Hazine ve Maliye Bakanı Lütfi Elvan, “Salgınla ilgili dışsal bir şok olmaması durumunda, 2021 yılı için yüzde 8’in üzerinde bir büyüme bekliyoruz” dedi.
Kocaeli’de ‘İş Dünyası Buluşması’ toplantısında iş insanları ile bir araya gelen Hazine ve Maliye Bakanı Lütfi Elvan, “Öncü göstergeler ekonomide büyüme ve yatırım eğiliminin üçüncü çeyrekte de sürdüğüne işaret ediyor. Bu çerçevede, salgınla ilgili dışsal bir şok olmaması durumunda, 2021 yılı için yüzde 8’in üzerinde bir büyüme bekliyoruz” dedi.
Hazine ve Maliye Bakanı Lütfi Elvan, bir takım temaslarda bulunmak üzere Kocaeli’ye geldi. İlk olarak Kocaeli İş Dünyası Buluşması’na katılan Bakan Elvan, iş insanları ile bir araya geldi. Toplantıya Bakan Elvan ile birlikte Kocaeli Valisi Seddar Yavuz, Kocaeli Büyükşehir Belediye Başkanı Tahir Büyükakın, Kocaeli Sanayi Odası Başkanı Ayhan Zeytinoğlu, Kocaeli Ticaret Odası Başkanı Necmi Bulut, milletvekilleri ve çok sayıda iş insanı katıldı.
‘SAHA ZİYARETLERİMİZE BÜYÜK ÖNEM VERİYORUZ’
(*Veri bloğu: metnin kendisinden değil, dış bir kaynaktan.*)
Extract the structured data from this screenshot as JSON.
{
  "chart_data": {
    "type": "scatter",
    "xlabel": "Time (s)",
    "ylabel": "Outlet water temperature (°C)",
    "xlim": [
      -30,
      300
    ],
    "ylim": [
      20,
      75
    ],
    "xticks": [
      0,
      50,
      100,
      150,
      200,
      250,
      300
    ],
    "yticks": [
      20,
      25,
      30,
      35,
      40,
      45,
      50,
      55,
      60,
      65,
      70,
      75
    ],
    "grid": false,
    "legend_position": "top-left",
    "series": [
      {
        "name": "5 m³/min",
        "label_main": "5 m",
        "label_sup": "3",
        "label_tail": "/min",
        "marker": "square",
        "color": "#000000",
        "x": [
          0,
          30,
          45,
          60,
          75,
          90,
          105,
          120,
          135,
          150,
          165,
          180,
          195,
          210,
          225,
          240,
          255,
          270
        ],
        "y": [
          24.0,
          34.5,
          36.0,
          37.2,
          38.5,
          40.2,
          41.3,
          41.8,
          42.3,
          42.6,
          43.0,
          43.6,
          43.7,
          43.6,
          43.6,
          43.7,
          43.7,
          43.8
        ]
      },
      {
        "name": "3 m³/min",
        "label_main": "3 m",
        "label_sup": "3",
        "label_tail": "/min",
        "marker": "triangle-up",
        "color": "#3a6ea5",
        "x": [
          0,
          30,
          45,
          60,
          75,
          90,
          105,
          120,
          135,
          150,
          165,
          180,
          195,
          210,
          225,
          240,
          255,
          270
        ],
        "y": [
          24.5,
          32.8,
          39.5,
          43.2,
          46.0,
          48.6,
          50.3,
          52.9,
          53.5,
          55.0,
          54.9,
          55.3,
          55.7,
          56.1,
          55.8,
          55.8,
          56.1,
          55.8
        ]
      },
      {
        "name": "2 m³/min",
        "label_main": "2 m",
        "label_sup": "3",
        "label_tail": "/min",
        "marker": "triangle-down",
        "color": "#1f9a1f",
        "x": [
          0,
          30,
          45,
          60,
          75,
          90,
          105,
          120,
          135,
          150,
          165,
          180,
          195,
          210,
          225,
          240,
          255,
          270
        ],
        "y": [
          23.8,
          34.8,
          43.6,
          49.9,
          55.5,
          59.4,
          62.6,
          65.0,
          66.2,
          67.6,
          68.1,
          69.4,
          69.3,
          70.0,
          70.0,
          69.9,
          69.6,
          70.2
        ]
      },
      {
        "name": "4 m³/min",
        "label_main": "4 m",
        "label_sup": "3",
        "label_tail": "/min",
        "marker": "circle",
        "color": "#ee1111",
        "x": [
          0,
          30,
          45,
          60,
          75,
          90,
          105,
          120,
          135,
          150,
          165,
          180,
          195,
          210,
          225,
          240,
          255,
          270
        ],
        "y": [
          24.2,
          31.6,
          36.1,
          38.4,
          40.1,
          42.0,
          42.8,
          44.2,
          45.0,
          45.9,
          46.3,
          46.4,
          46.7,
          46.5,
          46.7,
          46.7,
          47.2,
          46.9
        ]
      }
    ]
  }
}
Programda konuşan Hazine ve Maliye Bakanı Lütfi Elvan, “Kocaeli güçlü üretim altyapısı, lojistik avantajları ve nitelikli insan kaynağıyla ülkemizin en dikkat çekici rol modellerinden birisi. Burada üretim çeşitliliği var. İnovasyon ve yüksek katma değer var. Gözü pek ve cesaretli girişimciler var. İşte tüm bu faktörlerin birleşmesi sayesinde Kocaeli, son 15 senede, Türkiye ortalamasının üzerinde bir büyüme performansına imza attı.
Bu büyümenin sürükleyici gücü ise yaklaşık 4 kata yakın artan ihracat hacmi oldu. Oluşturduğunuz ekosistem, neredeyse mükemmele yakın işliyor. Sürdürülebilir büyüme ve kalkınma noktasında Kocaeli’nin başarısı pek çok ilimize ilham verecek nitelikte. Bugün sizlerle gerçekleştireceğimiz istişarelerin, önümüzdeki dönem politikaları açısından son derece müspet sonuçlar doğuracağına inanıyorum” dedi.
‘2021 YILI İÇİN YÜZDE 8’İN ÜZERİNDE BİR BÜYÜME BEKLİYORUZ’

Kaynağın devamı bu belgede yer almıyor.